Measurement-based infinitesimal dipole modeling for long-range OAM mode antenna analysis at E-band

Abstract

Orbital angular momentum (OAM) beams exhibit helical wavefronts characterized by topological charges, enabling multiple orthogonal modes to coexist on the same frequency channel. While this property offers potential gains in channel capacity, practical characterization of OAM beams remains challenging due to their strong divergence and the large measurement ranges required for long-distance analysis. This paper proposes a measurement-based prediction framework using infinitesimal dipole modeling (IDM) to estimate long-range OAM beam characteristics from near-field data.

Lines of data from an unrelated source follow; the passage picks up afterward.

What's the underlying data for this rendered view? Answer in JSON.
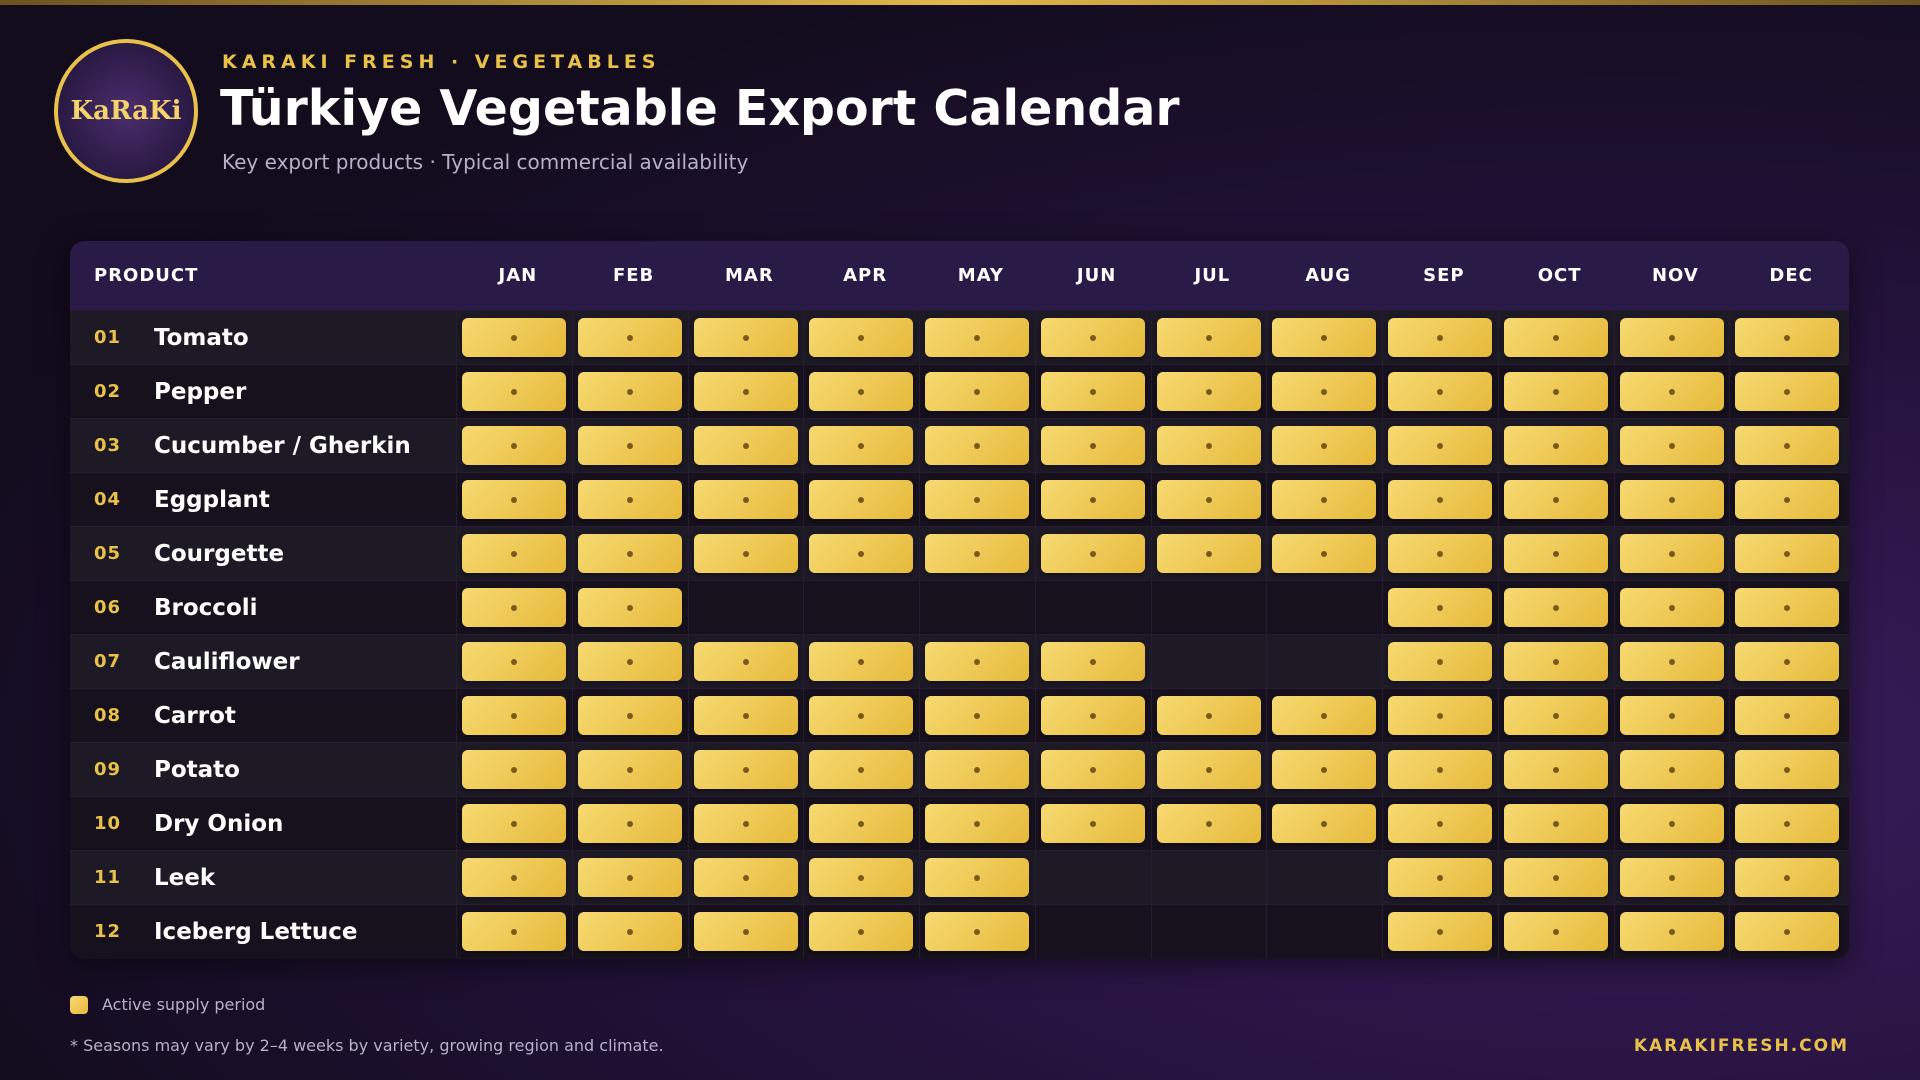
{
  "header": {
    "logo": "KaRaKi",
    "brand": "KARAKI FRESH · VEGETABLES",
    "title": "Türkiye Vegetable Export Calendar",
    "subtitle": "Key export products · Typical commercial availability"
  },
  "table": {
    "product_header": "PRODUCT",
    "months": [
      "JAN",
      "FEB",
      "MAR",
      "APR",
      "MAY",
      "JUN",
      "JUL",
      "AUG",
      "SEP",
      "OCT",
      "NOV",
      "DEC"
    ],
    "rows": [
      {
        "number": "01",
        "name": "Tomato",
        "active": [
          true,
          true,
          true,
          true,
          true,
          true,
          true,
          true,
          true,
          true,
          true,
          true
        ]
      },
      {
        "number": "02",
        "name": "Pepper",
        "active": [
          true,
          true,
          true,
          true,
          true,
          true,
          true,
          true,
          true,
          true,
          true,
          true
        ]
      },
      {
        "number": "03",
        "name": "Cucumber / Gherkin",
        "active": [
          true,
          true,
          true,
          true,
          true,
          true,
          true,
          true,
          true,
          true,
          true,
          true
        ]
      },
      {
        "number": "04",
        "name": "Eggplant",
        "active": [
          true,
          true,
          true,
          true,
          true,
          true,
          true,
          true,
          true,
          true,
          true,
          true
        ]
      },
      {
        "number": "05",
        "name": "Courgette",
        "active": [
          true,
          true,
          true,
          true,
          true,
          true,
          true,
          true,
          true,
          true,
          true,
          true
        ]
      },
      {
        "number": "06",
        "name": "Broccoli",
        "active": [
          true,
          true,
          false,
          false,
          false,
          false,
          false,
          false,
          true,
          true,
          true,
          true
        ]
      },
      {
        "number": "07",
        "name": "Cauliflower",
        "active": [
          true,
          true,
          true,
          true,
          true,
          true,
          false,
          false,
          true,
          true,
          true,
          true
        ]
      },
      {
        "number": "08",
        "name": "Carrot",
        "active": [
          true,
          true,
          true,
          true,
          true,
          true,
          true,
          true,
          true,
          true,
          true,
          true
        ]
      },
      {
        "number": "09",
        "name": "Potato",
        "active": [
          true,
          true,
          true,
          true,
          true,
          true,
          true,
          true,
          true,
          true,
          true,
          true
        ]
      },
      {
        "number": "10",
        "name": "Dry Onion",
        "active": [
          true,
          true,
          true,
          true,
          true,
          true,
          true,
          true,
          true,
          true,
          true,
          true
        ]
      },
      {
        "number": "11",
        "name": "Leek",
        "active": [
          true,
          true,
          true,
          true,
          true,
          false,
          false,
          false,
          true,
          true,
          true,
          true
        ]
      },
      {
        "number": "12",
        "name": "Iceberg Lettuce",
        "active": [
          true,
          true,
          true,
          true,
          true,
          false,
          false,
          false,
          true,
          true,
          true,
          true
        ]
      }
    ]
  },
  "legend": "Active supply period",
  "footnote": "* Seasons may vary by 2–4 weeks by variety, growing region and climate.",
  "website": "KARAKIFRESH.COM"
}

The electric field at the OAM aperture is represented by an equivalent set of infinitesimal dipoles obtained through an inverse dyadic Green's function formulation, enabling far-field reconstruction without additional long-range measurements. The method is experimentally validated using spiral phase plate (SPP) antennas operating in the E-band, and the predicted OAM intensity, phase, and mode-composition profiles show high agreement with measurements, yielding a correlation coefficient (CCF) above 0.9, validating the model's fidelity. The results demonstrate that IDM provides a compact and scalable framework for analyzing OAM propagation over extended distances, offering practical benefits for OAM-based wireless communication, sensing, and antenna evaluation.